Marlett and Park (Marlett, E. M.; Park, W. S. J. Org. Chem., 1990, 55, 2968) reported the synthesis of 1-methylpyrrolidinealane by the action of N-methylpyrrolidine on lithium aluminum hydride in toluene. A reactive solid (trilithium aluminum hexahydride) was produced as a byproduct.
Frigo and van Eijden (Frigo, D. M.; van Eijden, G. J. M. Chem. Mater., 1994, 6, 190) reported a process for making amine adducts of alane by adding a stoichiometric amount of an amine to a slurry of lithium aluminum hydride and aluminum chloride in the presence of an alkane solvent, e.g., pentane. Frigo and van Eijden state that the use of ether solvents “is very likely to give contamination of the end product by the ether, which could lead to incorporation of oxygen in the Al-containing layers.”

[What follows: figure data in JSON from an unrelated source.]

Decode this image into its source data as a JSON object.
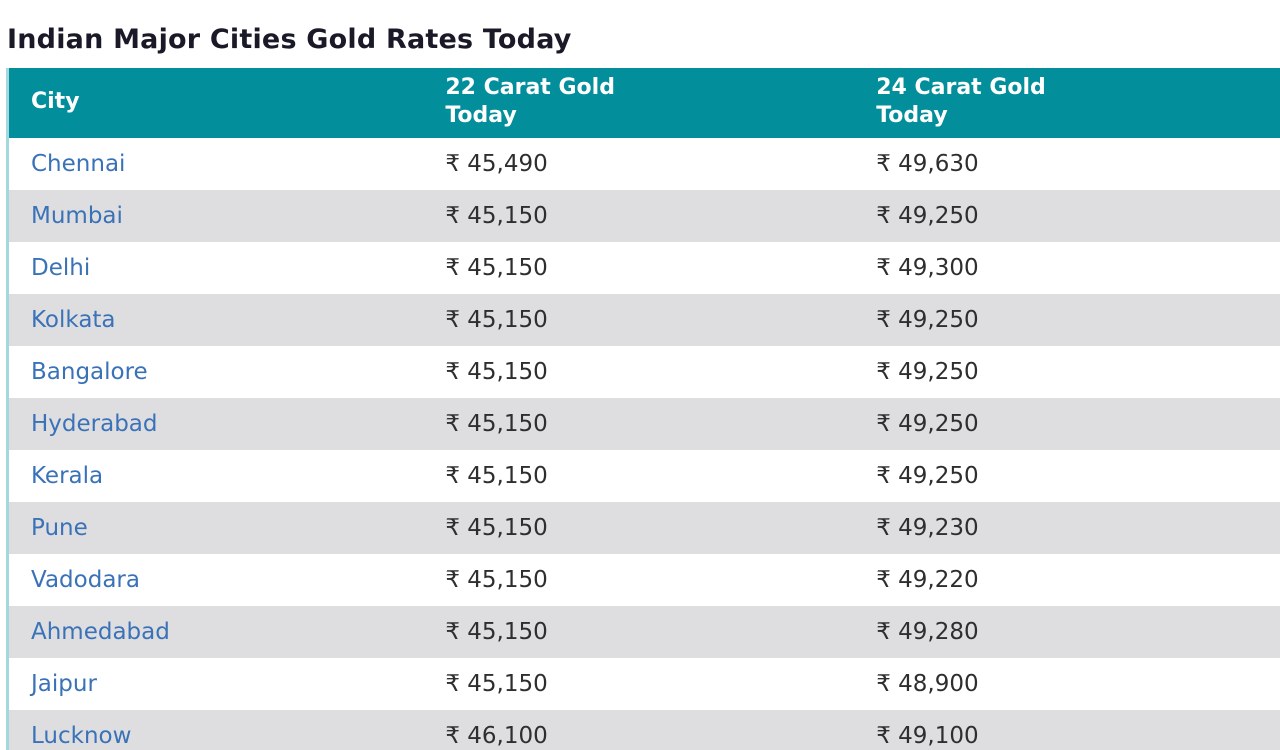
{
  "page": {
    "title": "Indian Major Cities Gold Rates Today"
  },
  "table": {
    "columns": {
      "city": "City",
      "carat22": "22 Carat Gold Today",
      "carat24": "24 Carat Gold Today"
    },
    "rows": [
      {
        "city": "Chennai",
        "carat22": "₹ 45,490",
        "carat24": "₹ 49,630"
      },
      {
        "city": "Mumbai",
        "carat22": "₹ 45,150",
        "carat24": "₹ 49,250"
      },
      {
        "city": "Delhi",
        "carat22": "₹ 45,150",
        "carat24": "₹ 49,300"
      },
      {
        "city": "Kolkata",
        "carat22": "₹ 45,150",
        "carat24": "₹ 49,250"
      },
      {
        "city": "Bangalore",
        "carat22": "₹ 45,150",
        "carat24": "₹ 49,250"
      },
      {
        "city": "Hyderabad",
        "carat22": "₹ 45,150",
        "carat24": "₹ 49,250"
      },
      {
        "city": "Kerala",
        "carat22": "₹ 45,150",
        "carat24": "₹ 49,250"
      },
      {
        "city": "Pune",
        "carat22": "₹ 45,150",
        "carat24": "₹ 49,230"
      },
      {
        "city": "Vadodara",
        "carat22": "₹ 45,150",
        "carat24": "₹ 49,220"
      },
      {
        "city": "Ahmedabad",
        "carat22": "₹ 45,150",
        "carat24": "₹ 49,280"
      },
      {
        "city": "Jaipur",
        "carat22": "₹ 45,150",
        "carat24": "₹ 48,900"
      },
      {
        "city": "Lucknow",
        "carat22": "₹ 46,100",
        "carat24": "₹ 49,100"
      }
    ]
  },
  "colors": {
    "header_bg": "#028e9b",
    "alt_row_bg": "#dedee0",
    "link_blue": "#3a72b8",
    "title_text": "#191927",
    "value_text": "#2e2e2e",
    "table_left_border": "#a3d8de",
    "bottom_bar": "#c2c1c5"
  }
}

Amine adducts of alane have been used in organic synthesis for the reduction of organic compounds to alcohols and amines. As such, there are several published methods of making alane amines. A common method is the reaction of lithium aluminum hydride with trialkylammonium chlorides as reported by Ruff and Hawthorne (Ruff, J. K.; Hawthorne, M. F. J. Amer. Chem. Soc., 1960, 82, 2141) using ethereal solvents or Kovar and Callaway (Kovar, R. A.: Callaway, J. O. Inorg. Synth., 1977, 17, 36) using aromatic solvents. Ruff and Hawthorne employ solid reagent addition in their experimental methods. Also, the hydrochloric acid salt of N-methylpyrrolidine is insoluble in ethereal solvents.
The prior art processes used to produce 1-methylpyrrolidinealane have various disadvantages as discussed above. Therefore, a need continues to exist for new processes for making organometallic precursors that are safer (e.g., no hazardous solvents), allow for easier handling of reactants (e.g., allow the solid reagents to be dissolved and transferred in solution through the use of metering pumps), give higher product yields and permit easier scale up for production quantities of organometallic compounds. It would therefore be desirable in the art to provide new processes for making organometallic compounds that address these needs.